30. BÖLÜM:"KARŞILAŞMA"

24.9K 1.2K 2.1K
                                    





30. BÖLÜM:KARŞILAŞMA

🥀

Gözlerimi yeni bir güne açtığımda,bir öncekiyle aynı olan günün diğerlerinden tek farkı bugünü farklı bir zihinle karşılıyor olmamdı.

Dün gördüğüm adam o kadar tanıdıktı ki,tüm gece onu düşünmekten uyuyamamıştım.Kendi kendime kuruntu yaptığımı düşünen yanım,onu düşünmemem için çabalasa da bir diğer yanım göğsümü o benzer hisle sıkıştırıp durmuştu.

O adam Devrim'e benziyordu.

Duruşu,kendinden emin adımları ve siyah,arsızca dağılan saçları Devrim'inkilerin kopyası gibiydi.Sağ kulağındaki küpe de sanki onun imzasıymışçasına,bana hemen onu hatırlatmıştı.

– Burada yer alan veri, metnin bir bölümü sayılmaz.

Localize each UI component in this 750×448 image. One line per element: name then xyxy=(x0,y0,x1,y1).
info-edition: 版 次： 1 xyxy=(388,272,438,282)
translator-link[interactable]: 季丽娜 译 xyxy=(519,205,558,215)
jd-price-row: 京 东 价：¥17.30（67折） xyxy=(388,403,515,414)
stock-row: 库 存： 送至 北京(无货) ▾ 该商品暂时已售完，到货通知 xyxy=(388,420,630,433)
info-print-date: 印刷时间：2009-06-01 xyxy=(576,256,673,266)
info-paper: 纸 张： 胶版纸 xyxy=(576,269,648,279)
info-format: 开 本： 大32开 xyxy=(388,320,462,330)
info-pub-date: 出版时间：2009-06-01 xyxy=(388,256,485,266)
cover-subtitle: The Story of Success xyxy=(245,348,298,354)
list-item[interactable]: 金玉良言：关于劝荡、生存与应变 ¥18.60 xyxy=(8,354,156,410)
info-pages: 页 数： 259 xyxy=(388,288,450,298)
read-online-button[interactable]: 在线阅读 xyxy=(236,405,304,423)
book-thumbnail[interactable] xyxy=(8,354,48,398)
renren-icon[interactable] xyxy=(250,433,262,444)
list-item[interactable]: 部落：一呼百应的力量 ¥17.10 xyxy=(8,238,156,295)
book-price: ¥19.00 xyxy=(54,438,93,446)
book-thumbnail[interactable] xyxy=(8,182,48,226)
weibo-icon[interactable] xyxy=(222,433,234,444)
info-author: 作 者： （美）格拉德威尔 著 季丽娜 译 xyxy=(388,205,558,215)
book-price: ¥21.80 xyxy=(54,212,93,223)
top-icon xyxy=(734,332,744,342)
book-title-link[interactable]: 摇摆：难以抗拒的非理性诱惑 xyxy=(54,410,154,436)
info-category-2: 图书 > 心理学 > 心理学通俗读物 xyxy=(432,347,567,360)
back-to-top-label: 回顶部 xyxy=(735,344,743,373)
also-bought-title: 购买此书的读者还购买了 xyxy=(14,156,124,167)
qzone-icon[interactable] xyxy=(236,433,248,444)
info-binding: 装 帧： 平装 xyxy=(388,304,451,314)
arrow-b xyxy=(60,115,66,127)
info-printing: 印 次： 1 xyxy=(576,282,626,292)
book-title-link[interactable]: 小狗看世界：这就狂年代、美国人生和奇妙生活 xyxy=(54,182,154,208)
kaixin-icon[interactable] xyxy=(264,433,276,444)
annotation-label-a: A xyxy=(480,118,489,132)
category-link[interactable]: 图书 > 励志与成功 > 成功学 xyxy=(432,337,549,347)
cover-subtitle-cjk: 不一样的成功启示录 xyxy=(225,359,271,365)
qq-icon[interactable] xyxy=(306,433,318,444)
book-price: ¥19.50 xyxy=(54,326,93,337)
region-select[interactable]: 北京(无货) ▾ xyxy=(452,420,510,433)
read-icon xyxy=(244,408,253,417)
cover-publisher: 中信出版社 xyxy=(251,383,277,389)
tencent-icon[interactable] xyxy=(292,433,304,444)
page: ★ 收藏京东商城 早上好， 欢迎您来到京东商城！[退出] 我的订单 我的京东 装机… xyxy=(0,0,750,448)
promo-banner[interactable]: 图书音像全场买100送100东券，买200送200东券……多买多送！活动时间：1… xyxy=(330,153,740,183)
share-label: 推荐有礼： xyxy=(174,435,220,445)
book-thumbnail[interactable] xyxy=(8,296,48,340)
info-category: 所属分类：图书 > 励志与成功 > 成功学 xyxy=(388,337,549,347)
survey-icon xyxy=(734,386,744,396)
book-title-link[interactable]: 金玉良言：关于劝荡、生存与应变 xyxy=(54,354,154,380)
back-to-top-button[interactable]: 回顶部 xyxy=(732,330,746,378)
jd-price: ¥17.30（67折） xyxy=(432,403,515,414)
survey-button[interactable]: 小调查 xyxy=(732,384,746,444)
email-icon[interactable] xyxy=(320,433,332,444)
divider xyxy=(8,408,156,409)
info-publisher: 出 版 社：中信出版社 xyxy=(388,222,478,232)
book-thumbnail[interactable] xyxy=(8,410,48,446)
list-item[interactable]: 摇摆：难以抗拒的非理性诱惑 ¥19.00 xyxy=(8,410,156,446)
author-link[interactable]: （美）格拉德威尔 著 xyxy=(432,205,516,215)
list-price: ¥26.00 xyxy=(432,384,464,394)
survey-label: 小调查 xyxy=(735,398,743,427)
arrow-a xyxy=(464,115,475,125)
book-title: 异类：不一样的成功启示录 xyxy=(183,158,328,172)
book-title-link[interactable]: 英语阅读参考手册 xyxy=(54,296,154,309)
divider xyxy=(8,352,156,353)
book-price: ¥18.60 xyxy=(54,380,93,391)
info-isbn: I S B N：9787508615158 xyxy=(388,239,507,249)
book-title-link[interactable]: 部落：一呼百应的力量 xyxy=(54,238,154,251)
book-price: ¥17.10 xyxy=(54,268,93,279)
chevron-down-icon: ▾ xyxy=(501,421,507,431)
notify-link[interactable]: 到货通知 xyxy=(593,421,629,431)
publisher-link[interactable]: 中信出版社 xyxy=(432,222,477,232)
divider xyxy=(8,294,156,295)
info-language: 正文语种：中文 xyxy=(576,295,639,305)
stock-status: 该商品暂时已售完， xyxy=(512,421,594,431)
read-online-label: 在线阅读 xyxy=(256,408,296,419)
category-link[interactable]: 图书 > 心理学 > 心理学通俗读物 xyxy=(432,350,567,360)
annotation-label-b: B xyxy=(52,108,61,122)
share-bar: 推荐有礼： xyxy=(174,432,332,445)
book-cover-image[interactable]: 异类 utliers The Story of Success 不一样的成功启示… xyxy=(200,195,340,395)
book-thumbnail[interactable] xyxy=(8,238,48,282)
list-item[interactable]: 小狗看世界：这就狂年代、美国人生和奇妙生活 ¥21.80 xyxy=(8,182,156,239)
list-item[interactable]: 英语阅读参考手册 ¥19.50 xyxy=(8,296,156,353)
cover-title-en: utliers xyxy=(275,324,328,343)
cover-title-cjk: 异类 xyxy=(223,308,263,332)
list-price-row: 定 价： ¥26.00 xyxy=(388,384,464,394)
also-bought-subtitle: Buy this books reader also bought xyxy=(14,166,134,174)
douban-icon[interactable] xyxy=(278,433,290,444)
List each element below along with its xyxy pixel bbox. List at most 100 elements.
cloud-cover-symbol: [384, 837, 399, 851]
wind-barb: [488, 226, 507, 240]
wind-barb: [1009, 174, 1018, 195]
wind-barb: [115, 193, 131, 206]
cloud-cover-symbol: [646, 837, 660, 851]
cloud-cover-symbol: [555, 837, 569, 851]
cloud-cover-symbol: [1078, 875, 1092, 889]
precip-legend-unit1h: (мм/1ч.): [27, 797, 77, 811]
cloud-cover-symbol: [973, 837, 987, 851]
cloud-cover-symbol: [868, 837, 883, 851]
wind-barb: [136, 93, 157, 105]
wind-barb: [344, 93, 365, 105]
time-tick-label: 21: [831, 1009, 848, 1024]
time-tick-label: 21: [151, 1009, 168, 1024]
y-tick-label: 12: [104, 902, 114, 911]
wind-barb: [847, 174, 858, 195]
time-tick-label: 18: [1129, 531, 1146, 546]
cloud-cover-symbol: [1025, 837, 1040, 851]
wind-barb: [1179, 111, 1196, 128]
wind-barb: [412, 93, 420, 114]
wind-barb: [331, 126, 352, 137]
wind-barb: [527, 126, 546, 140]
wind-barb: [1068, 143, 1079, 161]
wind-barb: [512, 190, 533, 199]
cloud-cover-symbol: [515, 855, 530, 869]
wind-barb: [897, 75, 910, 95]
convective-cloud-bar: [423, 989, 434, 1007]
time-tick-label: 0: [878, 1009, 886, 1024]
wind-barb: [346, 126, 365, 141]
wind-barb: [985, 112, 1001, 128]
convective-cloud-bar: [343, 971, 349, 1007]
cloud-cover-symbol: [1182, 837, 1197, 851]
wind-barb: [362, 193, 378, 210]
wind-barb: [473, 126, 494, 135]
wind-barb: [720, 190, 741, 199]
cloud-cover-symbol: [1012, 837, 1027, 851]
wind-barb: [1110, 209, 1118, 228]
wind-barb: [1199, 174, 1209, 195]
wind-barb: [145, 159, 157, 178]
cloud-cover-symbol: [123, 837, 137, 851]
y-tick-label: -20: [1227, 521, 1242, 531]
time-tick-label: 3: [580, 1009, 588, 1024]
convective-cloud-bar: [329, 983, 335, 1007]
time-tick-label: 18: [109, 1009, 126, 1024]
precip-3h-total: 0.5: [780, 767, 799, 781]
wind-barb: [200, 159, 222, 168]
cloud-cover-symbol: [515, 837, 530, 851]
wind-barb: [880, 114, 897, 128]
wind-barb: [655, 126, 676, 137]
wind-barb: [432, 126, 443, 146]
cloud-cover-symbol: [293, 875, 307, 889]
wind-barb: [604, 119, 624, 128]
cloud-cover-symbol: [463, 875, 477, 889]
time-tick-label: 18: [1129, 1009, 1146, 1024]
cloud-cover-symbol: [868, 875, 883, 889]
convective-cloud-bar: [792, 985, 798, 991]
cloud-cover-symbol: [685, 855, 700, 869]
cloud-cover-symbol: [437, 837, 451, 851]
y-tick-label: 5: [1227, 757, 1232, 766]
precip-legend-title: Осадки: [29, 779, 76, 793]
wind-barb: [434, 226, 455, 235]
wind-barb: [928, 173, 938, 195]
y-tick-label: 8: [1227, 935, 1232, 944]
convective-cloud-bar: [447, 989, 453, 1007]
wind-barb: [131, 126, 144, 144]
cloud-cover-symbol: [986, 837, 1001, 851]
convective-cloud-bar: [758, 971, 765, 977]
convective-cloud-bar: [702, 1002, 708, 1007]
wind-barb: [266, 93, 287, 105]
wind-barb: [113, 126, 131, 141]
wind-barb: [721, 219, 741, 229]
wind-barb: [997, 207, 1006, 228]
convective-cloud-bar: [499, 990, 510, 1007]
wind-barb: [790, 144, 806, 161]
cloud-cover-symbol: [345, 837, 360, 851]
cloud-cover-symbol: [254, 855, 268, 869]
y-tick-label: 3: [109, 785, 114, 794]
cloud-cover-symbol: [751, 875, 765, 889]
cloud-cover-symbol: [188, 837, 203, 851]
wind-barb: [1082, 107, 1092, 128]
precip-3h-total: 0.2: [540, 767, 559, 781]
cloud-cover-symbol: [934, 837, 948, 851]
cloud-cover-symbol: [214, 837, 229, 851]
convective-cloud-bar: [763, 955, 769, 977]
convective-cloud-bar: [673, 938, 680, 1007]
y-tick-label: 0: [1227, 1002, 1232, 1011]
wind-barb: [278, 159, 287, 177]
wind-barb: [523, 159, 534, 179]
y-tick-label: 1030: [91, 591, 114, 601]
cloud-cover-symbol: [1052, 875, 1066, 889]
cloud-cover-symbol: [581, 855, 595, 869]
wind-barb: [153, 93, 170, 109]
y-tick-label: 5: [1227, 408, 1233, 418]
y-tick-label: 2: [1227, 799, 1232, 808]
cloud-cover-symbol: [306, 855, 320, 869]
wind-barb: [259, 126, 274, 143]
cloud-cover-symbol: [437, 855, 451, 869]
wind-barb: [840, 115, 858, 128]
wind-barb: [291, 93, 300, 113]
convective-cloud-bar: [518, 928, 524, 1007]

Yatakta doğrularak,sırtımı yatak başlığına verdim ve hafifçe esnedim.Saatin kaç olduğu hakkında bir fikrim yoktu,bu yüzden cep telefonunu alarak küçük tuşuna bastım ve aydınlanan ekranda yazan rakamları okudum.

Saat,neredeyse öğleni gösteriyordu.Hızlı bir şekilde yataktan kalktım ve telefonun ekranına tekrar baktım,bir mesaj vardı.

Gönderen:Çelik Kılıçaslan

Kahvaltıya bekliyoruz.

Mesaja bakıp telefonu yatağın üzerine bıraktıktan sonra üzerimi değiştirmek için valizimin yanına ilerledim ve siyah bir kotla,kısa ,straplez bir tişörtü elime alıp odadaki banyoya ilerledim.Hızlıca üzerimdeki pijamalardan kurtulup ,aldıklarımı giyindikten sonra dişlerimi fırçalayıp yüzümü yıkadım ve gül kurusu bir ruju kalın dudaklarıma yedirip banyodan çıktım.Saçlarımı elimle düzeltip,şekle soktuktan sonra odadan çıktım ve hızlı bir şekilde restorana indim.

Etrafıma göz gezdirdiğim esnada tanıdık simaları görmemle,adımlarımın yönünü belirlemiştim ve hızlı bir şekilde yanlarına ulaşmıştım.

"Günaydın,"dedim herkese göz ucuyla bakarak."Beni beklemeden yeseydiniz siz."

"Bence de,"Eylül yine benimle uğraşmaya başlamıştı.Bunu bakışlarındaki haylaz parıltılardan anlamak mümkündü."Abin beklemek istedi zaten."

"O zaman iyi olmuş,"sinsice sırıttım."Hem sen de biraz zayıflarsın,çok yemek sana yaramıyor."

"Ne yaptın ben hissettim,"dedi Tuna gülerek."Abla,sen bu lafın altında kalmazsın bence.Hadi akıt zehrini."

Çelik,Tuna'ya düz düz baktı."Ortalığı karıştırma ufaklık,"dedikten sonra Eylül'e esrarengiz bir bakış yolladı."Ayrıca ablanın vücudu gayet diri,tam benim kalemim."

"Sensin be ufaklık,ayrıca gözümün önünde ablama ağzının suyunu akıtarak bakmasana." bunu dedikten sorna Çelik'i baştan aşağı inceledi."Tamam çok da ufak sayılmazsın..dur ya sen hiç ufak değilsin.Neyle beslediler abi seni?"

Çelik ona göz kırptı.Ben de boş sandalyelerden birini çekerek masaya oturdum ve ortada bulunan kahvaltılıklardan önümde duran boş tabağa yerleştirmeye başladım.

İçimde dün geceden beri tuhaf bir his vardı ve o his hala geçmiş değildi.Belki bir şeyler yersem geçerdi.

"Kahvaltıdan sonra gezmeye çıkalım mı?"dedi Tuna sessizliği bozarak , hevesli bir şekilde."Lütfen."

"Ablacım,daha yeni geldik dün bir bugün iki.Neden acele ediyorsun ki?"Eylül Tuna'ya uyarıcı bakışlar atıyordu.

"Ya olsun,biz bugün de çıkalım."Tuna inat ettiği zaman,onu kimse susturamıyordu.Buna birkaç defa şahit olan kulaklarım,dahasına şahit olmayı asla istemiyordu."Bak az önce lütfen dedim.Deli gibi ısrar edip seni hayattan bezdirme aşamasına geçmeyelim,kimse üzülmesin."